Halkların Demokratik Partisi (HDP) Eş Genel Başkanı Mithat Sancar, Diyarbakır’da Demokratik Bölgeler Partisi (DBP), Kürdistan Demokrat Partisi -Türkiye (KDP-T), İnsan ve Özgürlük Partisi (PİA), Kürdistan Komünist Partisi (KKP), Azadî Partisi ve Devrimci Demokratik Kürt Derneği’ne (DDKD) yaptığı ziyaretlerin ardından basın toplantısı düzenledi.
Sancar, Kürt partilerle yaptıkları görüşmelerin esas amacının ittifakın yol haritasının birlikte belirlenmesi olduğunu belirterek, HDP’nin aynı zamanda “Demokrasi İttifakı” hedefi bulunduğunu söyledi.
“Biz, Demokrasi İttifakı’nın Türkiye’nin çoklu krizlerden çıkmasının en önemli yolu olarak görüyoruz” diyen Sancar, sol sosyalist yapıların yanı sıra inanç gruplarıyla, ekoloji hareketiyle, kadın hareketiyle, gençlik hareketiyle de temaslar kurduklarını söyledi.
“İttifakın önemli ayaklarından biri Kürdi partilerle birlikteliktir”
“Demokrasi İttifakı’nın önemli ayaklarından biri de Kürdi partilerle oluşturduğumuz birlikteliktir” diyen HDP Eş Genel Başkanı Sancar, sözlerini şöyle sürdürdü:
“Kürdi partilerle 2018 yılında başlayan bu çalışmalar 2019’da yerel seçimlerde de devam etti.
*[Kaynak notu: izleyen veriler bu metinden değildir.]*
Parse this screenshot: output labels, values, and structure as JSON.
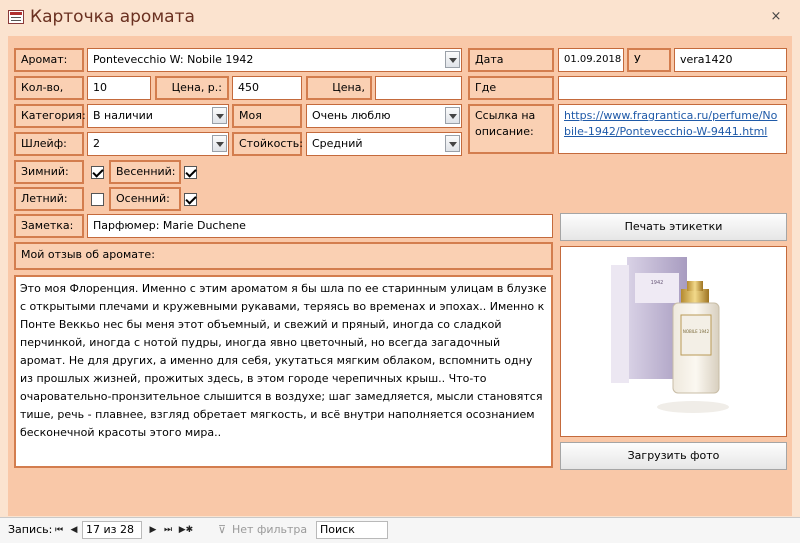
{
  "window": {
    "title": "Карточка аромата",
    "close": "×"
  },
  "labels": {
    "aroma": "Аромат:",
    "purchase_date": "Дата покупки:",
    "from_whom": "У кого:",
    "quantity": "Кол-во, мл:",
    "price_rub": "Цена, р.:",
    "price_ue": "Цена, у.е.:",
    "where_sold": "Где продается:",
    "category": "Категория:",
    "my_rating": "Моя оценка:",
    "link_desc": "Ссылка на описание:",
    "trail": "Шлейф:",
    "longevity": "Стойкость:",
    "winter": "Зимний:",
    "spring": "Весенний:",
    "summer": "Летний:",
    "autumn": "Осенний:",
    "note": "Заметка:",
    "review": "Мой отзыв об аромате:"
  },
  "values": {
    "aroma": "Pontevecchio W: Nobile 1942",
    "purchase_date": "01.09.2018",
    "from_whom": "vera1420",
    "quantity": "10",
    "price_rub": "450",
    "price_ue": "",
    "where_sold": "",
    "category": "В наличии",
    "my_rating": "Очень люблю",
    "link": "https://www.fragrantica.ru/perfume/Nobile-1942/Pontevecchio-W-9441.html",
    "trail": "2",
    "longevity": "Средний",
    "winter": true,
    "spring": true,
    "summer": false,
    "autumn": true,
    "note": "Парфюмер: Marie Duchene",
    "review": "Это моя Флоренция. Именно с этим ароматом я бы шла по ее старинным улицам в блузке с открытыми плечами и кружевными рукавами, теряясь во временах и эпохах.. Именно к Понте Веккьо нес бы меня этот объемный, и свежий и пряный, иногда со сладкой перчинкой, иногда с нотой пудры, иногда явно цветочный, но всегда загадочный аромат. Не для других, а именно для себя, укутаться мягким облаком, вспомнить одну из прошлых жизней, прожитых здесь, в этом городе черепичных крыш.. Что-то очаровательно-пронзительное слышится в воздухе; шаг замедляется, мысли становятся тише, речь - плавнее, взгляд обретает мягкость, и всё внутри наполняется осознанием бесконечной красоты этого мира.."
  },
  "buttons": {
    "print_labels": "Печать этикетки",
    "upload_photo": "Загрузить фото"
  },
  "photo": {
    "bottle_label": "NOBILE 1942"
  },
  "statusbar": {
    "record_label": "Запись:",
    "first": "⏮",
    "prev": "◀",
    "position": "17 из 28",
    "next": "▶",
    "last": "⏭",
    "new": "▶✱",
    "filter": "Нет фильтра",
    "search": "Поиск"
  }
}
Bu ittifakın genişlemesi ve kalıcı hale gelmesi baştan beri hedefimizdir. Bugün açıklamalarımızın bri kısmı doğru yansıtılmadı yada eksik yuansıtıldı. Demokrasi İttifakı sadece bir kesimle yapılan birliktelik çalışmasından ibaret değildir. Türkiye’deki bütün demokrasi güçlerini bir araya getirmeyi hedefleyen bir programdır. Her bir alanda oluşacak birliktelikler farklı isimlerle adlandırılacaktır. İhtiyaç duyulan bu adlandırma meselesi o yapılarla tartışmalarla biçimlenmektedir. Mesela sol sosyalist yapılarla yürüttüğümüz çalışmaların hangi isimle devam edeceği, zaten şuanda görüştüğümüz bir meseledir. O birliktelik hangi ismi alırsa alsın, bizim için Demokrasi İttifakı’nın bir unsuru olacaktır. Kürdi İttifak’la yürüttüğümüz çalışmalarda aynı niteliktedir. Burası da Demokrasi İttifakı’mızın önemli bir sütununu meydana getirmektedir.”
Bu gün yaptıkları görüşmelerin olumlu bir havada geçtiğini vurgulayan Sancar, genişlemeye yönelik ortak bir karar olduğunu ve böyle bir iradenin ortaya çıktığını ifade etti.
Bu çalışmaları Eylül ayında kamuoyuna duyuracak olgunluğa getirme hedeflerinin olduğunu dile getiren Sancar, 7’li masa ile yürüttükleri çalışmaları 25 Ağustos’ta açıklayacaklarını aktardı.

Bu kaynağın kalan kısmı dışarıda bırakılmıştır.